What do you see as the emerging skills and competencies of the future?
A: I think collaboration is becoming a core competency. Some of the most interesting and workable solutions are coming from public/private partnerships. Business has historically been an engine of innovation. But, to be successful, we need clear policy signals from government and the “pull” of the consumer. Working with stakeholders will continue to be an important skill for the future.
And, it wouldn’t hurt to know how to play chess. Chess requires you to think three and four steps ahead, to play offense and defense, and to develop new strategies if you find one avenue blocked.
I think the business model of the future is going to be much more like chess than checkers.
What sustainability achievement are you most proud of? What has been your greatest disappointment?
A: We were very proud that Duke Energy earned a spot on the Dow Jones Sustainability World Index this year — one of only 15 electric companies worldwide to have earned that distinction. This was based on a comprehensive independent review of our operations and performance in everything from environmental emissions to community support. This recognition reflects the resolve and good work of our employees companywide.
As for the greatest disappointment — I’ll again point to safety. While we’ve made terrific progress in employee safety, five contractors injured on the job in 2010 lost their lives. We need to understand what’s driving this disparity in safety performance and apply our best thinking, planning and follow-through to the issue of contractor safety.
How successful has Duke Energy been in incorporating sustainability into its strategic and everyday business decisions?
A: Duke is a large and complex company, and our various businesses, departments and locations are beginning their sustainability journey from different places. Some of our departments are expert in considering sustainability criteria; others are just getting started.

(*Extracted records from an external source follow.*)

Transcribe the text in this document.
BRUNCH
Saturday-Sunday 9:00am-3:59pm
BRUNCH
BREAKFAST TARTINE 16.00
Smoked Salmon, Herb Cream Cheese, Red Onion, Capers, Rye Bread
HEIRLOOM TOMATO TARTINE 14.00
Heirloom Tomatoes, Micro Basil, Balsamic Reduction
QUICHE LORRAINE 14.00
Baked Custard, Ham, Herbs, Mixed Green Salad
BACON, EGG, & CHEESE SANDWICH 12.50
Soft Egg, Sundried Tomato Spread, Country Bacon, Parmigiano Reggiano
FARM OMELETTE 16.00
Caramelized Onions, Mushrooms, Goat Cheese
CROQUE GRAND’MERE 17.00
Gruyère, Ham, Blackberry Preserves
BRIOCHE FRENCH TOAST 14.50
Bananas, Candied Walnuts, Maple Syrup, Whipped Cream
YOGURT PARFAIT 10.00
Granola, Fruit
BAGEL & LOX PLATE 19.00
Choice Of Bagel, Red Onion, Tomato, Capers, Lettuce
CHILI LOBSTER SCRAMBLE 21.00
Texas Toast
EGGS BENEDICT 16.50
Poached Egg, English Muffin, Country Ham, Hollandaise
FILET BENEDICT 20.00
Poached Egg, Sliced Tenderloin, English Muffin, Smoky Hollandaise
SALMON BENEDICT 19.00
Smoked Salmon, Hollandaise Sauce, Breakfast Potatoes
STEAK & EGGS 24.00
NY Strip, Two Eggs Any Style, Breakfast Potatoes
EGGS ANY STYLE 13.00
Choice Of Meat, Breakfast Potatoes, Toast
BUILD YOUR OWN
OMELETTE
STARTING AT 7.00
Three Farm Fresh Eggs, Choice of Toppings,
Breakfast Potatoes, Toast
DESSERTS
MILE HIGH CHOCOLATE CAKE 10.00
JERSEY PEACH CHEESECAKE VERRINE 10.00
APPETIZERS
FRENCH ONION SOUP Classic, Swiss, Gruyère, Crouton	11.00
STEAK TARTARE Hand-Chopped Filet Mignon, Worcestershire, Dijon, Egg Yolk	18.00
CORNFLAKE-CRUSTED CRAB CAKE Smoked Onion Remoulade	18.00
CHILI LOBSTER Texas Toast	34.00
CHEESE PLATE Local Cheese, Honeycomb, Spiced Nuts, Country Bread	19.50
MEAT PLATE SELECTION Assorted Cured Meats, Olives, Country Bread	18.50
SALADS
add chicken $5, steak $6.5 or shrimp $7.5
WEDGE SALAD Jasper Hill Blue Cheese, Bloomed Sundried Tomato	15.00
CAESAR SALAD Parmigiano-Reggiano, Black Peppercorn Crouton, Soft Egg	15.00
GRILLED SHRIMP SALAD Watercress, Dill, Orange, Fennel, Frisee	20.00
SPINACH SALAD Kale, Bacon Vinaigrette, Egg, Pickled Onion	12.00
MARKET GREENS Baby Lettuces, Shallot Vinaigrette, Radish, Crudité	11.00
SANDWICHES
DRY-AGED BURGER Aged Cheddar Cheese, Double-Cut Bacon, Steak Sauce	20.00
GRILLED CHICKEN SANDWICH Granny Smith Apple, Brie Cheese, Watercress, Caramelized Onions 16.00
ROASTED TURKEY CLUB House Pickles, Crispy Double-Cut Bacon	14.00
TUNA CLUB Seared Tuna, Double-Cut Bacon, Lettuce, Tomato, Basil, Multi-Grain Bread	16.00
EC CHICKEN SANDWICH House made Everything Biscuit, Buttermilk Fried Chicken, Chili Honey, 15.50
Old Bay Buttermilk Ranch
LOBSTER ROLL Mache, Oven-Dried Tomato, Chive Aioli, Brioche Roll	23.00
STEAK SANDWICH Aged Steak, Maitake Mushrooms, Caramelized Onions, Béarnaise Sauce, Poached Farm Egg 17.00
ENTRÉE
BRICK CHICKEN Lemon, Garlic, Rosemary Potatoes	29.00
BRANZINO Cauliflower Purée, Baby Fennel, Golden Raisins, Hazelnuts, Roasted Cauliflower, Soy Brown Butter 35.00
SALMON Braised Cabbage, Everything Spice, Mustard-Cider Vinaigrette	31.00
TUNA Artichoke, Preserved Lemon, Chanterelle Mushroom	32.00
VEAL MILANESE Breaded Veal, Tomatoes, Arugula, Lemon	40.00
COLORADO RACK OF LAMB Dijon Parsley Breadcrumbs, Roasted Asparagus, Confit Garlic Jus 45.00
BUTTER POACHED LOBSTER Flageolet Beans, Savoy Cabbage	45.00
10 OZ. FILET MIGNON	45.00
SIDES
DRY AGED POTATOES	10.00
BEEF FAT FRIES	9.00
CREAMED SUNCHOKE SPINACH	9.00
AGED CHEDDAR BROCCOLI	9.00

One of the more interesting “ahas” from our work is this: Utility regulators are also having to become experts in sustainability. They have to balance the interests of sometimes-competing stakeholders — environmental groups, industrial customers that compete worldwide, local communities that depend on our employees and tax base, etc. And, like our customers, regulators want an energy supply that is affordable, reliable and clean. To the degree our own planning processes consider the various trade-offs in energy options — environmental, social and economic — we should achieve better outcomes.